To conclude, simultaneous selection procedure through different genetic parameters and relationship with direct effect revealed that yield/plant (g), fresh weight/fruit (g), no. of fruits in inflorescence/plant, no. of fruits in solitary/plant, no. of secondary branches/plant, harvesting period and fruit circumference (cm) are the more effective traits to get better yield and quality. Improvement of brinjal would be more worthwhile when we would focus on the index I134 based on three characters namely yield/plant (g), no. of fruits in inflorescence/plant, no. of fruits in solitary/plant.
 
2 Materials and Methods
2.1 Plant materials
Twenty one brinjal genotypes were collected from plant genetic resource center of Bangladesh agricultural research institute, different localities and certified seed companies.
 
2.2 Field experiment
The experiment was conducted in botanical garden of Jahangirnagar University, Savar Dhaka, Bangladesh during November, 2013 to June, 2014 in randomized complete block deign (RCBD) with three replications. Seedling developments as well as all the cultural practices were done as recommended commercially.
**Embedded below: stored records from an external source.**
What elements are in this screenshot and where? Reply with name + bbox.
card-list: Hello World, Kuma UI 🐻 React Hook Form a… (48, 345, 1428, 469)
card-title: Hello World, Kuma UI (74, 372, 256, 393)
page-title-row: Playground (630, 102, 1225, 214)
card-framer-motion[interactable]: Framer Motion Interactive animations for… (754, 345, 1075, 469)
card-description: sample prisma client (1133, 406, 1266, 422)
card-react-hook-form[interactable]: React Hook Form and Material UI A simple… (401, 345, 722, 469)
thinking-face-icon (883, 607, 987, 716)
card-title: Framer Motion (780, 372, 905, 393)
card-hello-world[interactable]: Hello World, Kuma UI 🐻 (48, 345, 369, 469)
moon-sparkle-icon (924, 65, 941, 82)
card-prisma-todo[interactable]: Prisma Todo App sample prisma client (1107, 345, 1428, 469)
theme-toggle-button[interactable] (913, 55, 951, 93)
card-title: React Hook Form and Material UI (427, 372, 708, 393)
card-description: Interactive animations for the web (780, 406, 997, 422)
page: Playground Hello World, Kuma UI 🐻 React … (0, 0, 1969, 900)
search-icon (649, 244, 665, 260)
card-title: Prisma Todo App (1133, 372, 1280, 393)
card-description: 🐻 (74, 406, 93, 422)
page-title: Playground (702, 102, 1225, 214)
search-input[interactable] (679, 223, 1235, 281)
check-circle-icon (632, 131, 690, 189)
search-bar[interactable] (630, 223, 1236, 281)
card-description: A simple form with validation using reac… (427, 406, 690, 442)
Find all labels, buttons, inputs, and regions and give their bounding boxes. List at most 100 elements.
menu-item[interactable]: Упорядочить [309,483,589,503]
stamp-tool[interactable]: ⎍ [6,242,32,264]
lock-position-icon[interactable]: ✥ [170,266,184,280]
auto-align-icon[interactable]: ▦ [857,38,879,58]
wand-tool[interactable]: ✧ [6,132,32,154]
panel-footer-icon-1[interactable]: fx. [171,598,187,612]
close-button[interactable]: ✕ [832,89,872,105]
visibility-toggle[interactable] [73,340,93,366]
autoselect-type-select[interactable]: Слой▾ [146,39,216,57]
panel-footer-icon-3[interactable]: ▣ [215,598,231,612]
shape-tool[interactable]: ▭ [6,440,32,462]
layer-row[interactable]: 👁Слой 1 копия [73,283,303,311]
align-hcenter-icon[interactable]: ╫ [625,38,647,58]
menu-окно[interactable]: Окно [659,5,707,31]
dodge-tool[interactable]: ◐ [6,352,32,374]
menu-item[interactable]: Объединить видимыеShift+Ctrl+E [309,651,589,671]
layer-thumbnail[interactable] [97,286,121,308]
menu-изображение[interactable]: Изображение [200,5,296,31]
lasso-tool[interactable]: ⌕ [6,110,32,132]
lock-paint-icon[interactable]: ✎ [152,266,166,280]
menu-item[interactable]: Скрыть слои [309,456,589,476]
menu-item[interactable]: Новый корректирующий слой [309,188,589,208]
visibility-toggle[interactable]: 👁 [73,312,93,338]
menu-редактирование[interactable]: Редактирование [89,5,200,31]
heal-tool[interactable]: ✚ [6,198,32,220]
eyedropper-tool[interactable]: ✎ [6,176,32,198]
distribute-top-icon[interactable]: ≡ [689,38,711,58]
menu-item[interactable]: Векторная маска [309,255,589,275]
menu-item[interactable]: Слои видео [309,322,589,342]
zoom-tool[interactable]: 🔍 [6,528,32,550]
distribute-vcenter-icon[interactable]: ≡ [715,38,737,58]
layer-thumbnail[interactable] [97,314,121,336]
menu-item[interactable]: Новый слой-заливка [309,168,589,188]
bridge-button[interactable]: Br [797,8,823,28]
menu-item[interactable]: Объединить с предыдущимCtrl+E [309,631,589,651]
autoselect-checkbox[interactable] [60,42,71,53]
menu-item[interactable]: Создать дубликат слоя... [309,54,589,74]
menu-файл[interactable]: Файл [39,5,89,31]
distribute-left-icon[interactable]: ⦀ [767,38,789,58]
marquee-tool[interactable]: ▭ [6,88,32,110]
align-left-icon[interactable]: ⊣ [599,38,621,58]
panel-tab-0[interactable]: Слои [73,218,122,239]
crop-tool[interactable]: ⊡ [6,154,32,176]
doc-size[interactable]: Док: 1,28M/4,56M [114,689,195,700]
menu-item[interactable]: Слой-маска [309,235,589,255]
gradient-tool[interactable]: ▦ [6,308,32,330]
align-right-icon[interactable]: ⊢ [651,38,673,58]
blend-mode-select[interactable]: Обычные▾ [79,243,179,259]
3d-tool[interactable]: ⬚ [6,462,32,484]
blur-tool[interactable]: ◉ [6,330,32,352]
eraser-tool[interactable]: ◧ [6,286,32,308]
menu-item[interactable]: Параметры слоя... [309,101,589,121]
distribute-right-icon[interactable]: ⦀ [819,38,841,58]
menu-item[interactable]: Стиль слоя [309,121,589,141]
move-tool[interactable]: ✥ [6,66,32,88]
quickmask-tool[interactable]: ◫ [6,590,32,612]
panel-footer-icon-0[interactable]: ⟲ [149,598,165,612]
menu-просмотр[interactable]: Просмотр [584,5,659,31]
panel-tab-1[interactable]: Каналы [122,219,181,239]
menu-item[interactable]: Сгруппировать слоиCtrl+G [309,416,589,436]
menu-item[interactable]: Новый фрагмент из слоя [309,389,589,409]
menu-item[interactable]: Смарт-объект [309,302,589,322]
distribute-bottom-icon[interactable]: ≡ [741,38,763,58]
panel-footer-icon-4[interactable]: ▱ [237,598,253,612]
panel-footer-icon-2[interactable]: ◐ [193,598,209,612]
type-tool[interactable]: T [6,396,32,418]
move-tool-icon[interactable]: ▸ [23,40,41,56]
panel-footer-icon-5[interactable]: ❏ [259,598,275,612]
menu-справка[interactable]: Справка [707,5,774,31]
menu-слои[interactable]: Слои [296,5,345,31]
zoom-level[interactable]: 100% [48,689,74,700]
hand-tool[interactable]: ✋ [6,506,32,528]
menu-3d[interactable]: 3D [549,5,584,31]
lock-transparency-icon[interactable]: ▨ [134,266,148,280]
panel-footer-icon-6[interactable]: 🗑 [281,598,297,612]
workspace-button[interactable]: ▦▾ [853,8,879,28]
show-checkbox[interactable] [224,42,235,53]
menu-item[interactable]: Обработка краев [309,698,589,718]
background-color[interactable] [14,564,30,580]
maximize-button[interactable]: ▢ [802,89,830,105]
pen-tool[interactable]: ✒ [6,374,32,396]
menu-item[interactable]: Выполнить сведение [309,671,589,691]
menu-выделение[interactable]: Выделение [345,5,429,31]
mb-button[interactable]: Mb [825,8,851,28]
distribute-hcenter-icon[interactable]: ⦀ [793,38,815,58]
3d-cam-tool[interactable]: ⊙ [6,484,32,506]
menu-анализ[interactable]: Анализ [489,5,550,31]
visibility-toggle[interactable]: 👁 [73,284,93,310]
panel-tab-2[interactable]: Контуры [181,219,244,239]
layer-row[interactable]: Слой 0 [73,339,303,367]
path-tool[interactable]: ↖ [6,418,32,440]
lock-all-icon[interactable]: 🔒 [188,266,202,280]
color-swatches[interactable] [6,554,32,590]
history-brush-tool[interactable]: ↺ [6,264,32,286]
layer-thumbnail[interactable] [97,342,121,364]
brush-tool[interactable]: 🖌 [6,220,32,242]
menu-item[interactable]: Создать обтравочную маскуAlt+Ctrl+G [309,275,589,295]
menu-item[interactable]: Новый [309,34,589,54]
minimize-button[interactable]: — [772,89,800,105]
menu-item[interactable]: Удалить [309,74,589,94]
Observations were recorded randomly from five plants of each genotype in each replication for different quantitative traits namely plant height (cm), no. of primary branches/plant, no. of secondary branches/plant, stem diameter (cm), days to first flowering, days to first fruiting, harvesting period, no. of fruits in inflorescence/plant, no. of fruits in solitary/plant, fruit length (cm), fruit stalk length (cm), fruit circumference (cm), fresh weight/fruit (g), fruits/plant and yield/plant (g).
 
2.3 Data analysis
Variance analysis for each character was carried out separately following to Singh and Chaudhary (1985) with the mean data of all replications. Genotypic and phenotypic co-efficient of variations were calculated according to formula given by Burton (1952) and Singh and Chaudhary (1985). Broad sense of heritability as well as genetic advance in percent of mean were estimated following formula suggested by Johnson et al. (1955) and Hanson et al. (1956). Correlation coefficients were computed according to method suggested by Johnson et al. (1955). Path coefficients were calculated as suggested by Dewey and Lu (1959) to estimate the direct and indirect effects of the characters on fruit yield. Selection indices were constructed using methods developed by Smith (1936) based on the discriminant function of Fisher (1936). Selection indices and their relative efficiencies in terms of expected genetic advance in yield were calculated according the method stated by Singh and Chaudhary (1985). All of the statistical analysis was done using Indostat and R software.